Ungleiche Chancen, kaum Zuschauer und Nachteile für Traditionsvereine wie Kickers Offenbach oder FSV Frankfurt: Zweite Mannschaften sind im deutschen Fußball denkbar unbeliebt. Wird es Zeit für eine Reform?

Von Henning Middeldorf

November 2024. In der Regionalliga Südwest hat sich der FSV Frankfurt gerade sensationell die Herbstmeisterschaft gesichert. Direkt hinter den Bornheimern stehen ausgerechnet die Offenbacher Kickers, die Nachbarn von der anderen Seite des Mains. Alles ist angerichtet für ein Aufstiegsrennen zwischen den beiden Rivalen – eine Belohnung für die gute Arbeit.  

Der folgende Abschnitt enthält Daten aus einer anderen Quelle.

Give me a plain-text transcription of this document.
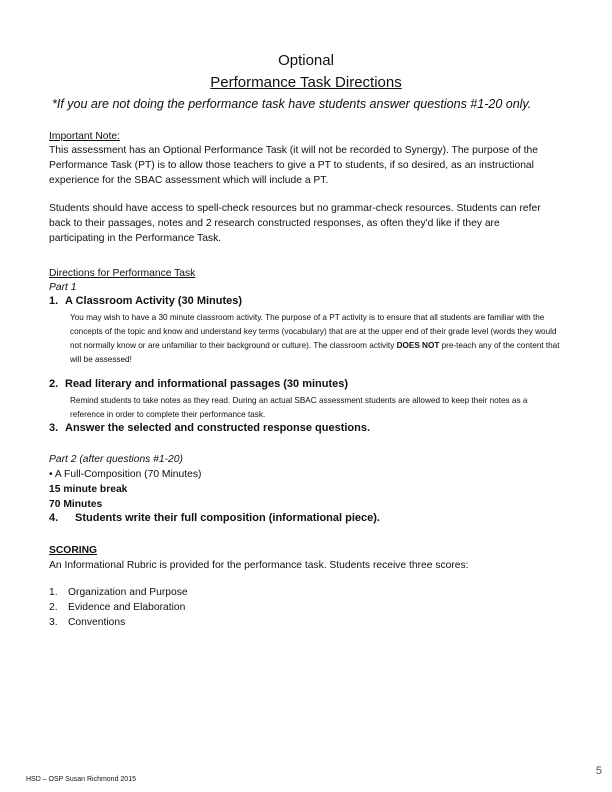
Optional
Performance Task Directions
*If you are not doing the performance task have students answer questions #1-20 only.
Important Note:
This assessment has an Optional Performance Task (it will not be recorded to Synergy). The purpose of the Performance Task (PT) is to allow those teachers to give a PT to students, if so desired, as an instructional experience for the SBAC assessment which will include a PT.
Students should have access to spell-check resources but no grammar-check resources. Students can refer back to their passages, notes and 2 research constructed responses, as often they'd like if they are participating in the Performance Task.
Directions for Performance Task
Part 1
1. A Classroom Activity (30 Minutes)
You may wish to have a 30 minute classroom activity. The purpose of a PT activity is to ensure that all students are familiar with the concepts of the topic and know and understand key terms (vocabulary) that are at the upper end of their grade level (words they would not normally know or are unfamiliar to their background or culture). The classroom activity DOES NOT pre-teach any of the content that will be assessed!
2. Read literary and informational passages (30 minutes)
Remind students to take notes as they read. During an actual SBAC assessment students are allowed to keep their notes as a reference in order to complete their performance task.
3. Answer the selected and constructed response questions.
Part 2 (after questions #1-20)
• A Full-Composition (70 Minutes)
15 minute break
70 Minutes
4. Students write their full composition (informational piece).
SCORING
An Informational Rubric is provided for the performance task. Students receive three scores:
1. Organization and Purpose
2. Evidence and Elaboration
3. Conventions
5
HSD – OSP Susan Richmond 2015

Das ist so nicht passiert – auch wenn es lange danach aussah. Denn gegen Ende der Hinserie schoben sich zwei Teams in der Tabelle an den beiden Traditionsmannschaften vorbei: Die Zweitvertretungen des SC Freiburg (Hinrundendritter) und der TSG Hoffenheim (Herbstmeister). Das bringt viele Fans auf die Palme – und auch Verantwortliche von Traditionsklubs sind mit der Situation unzufrieden. "Es gibt dort Spieler, die teilweise mit der ersten Mannschaft trainieren. Generell sind die finanziellen Möglichkeiten ganz anders. Wenn du gegen sie spielst, weißt du nie, was du bekommst", sagt Christian Hock, Geschäftsführer der Offenbacher Kickers.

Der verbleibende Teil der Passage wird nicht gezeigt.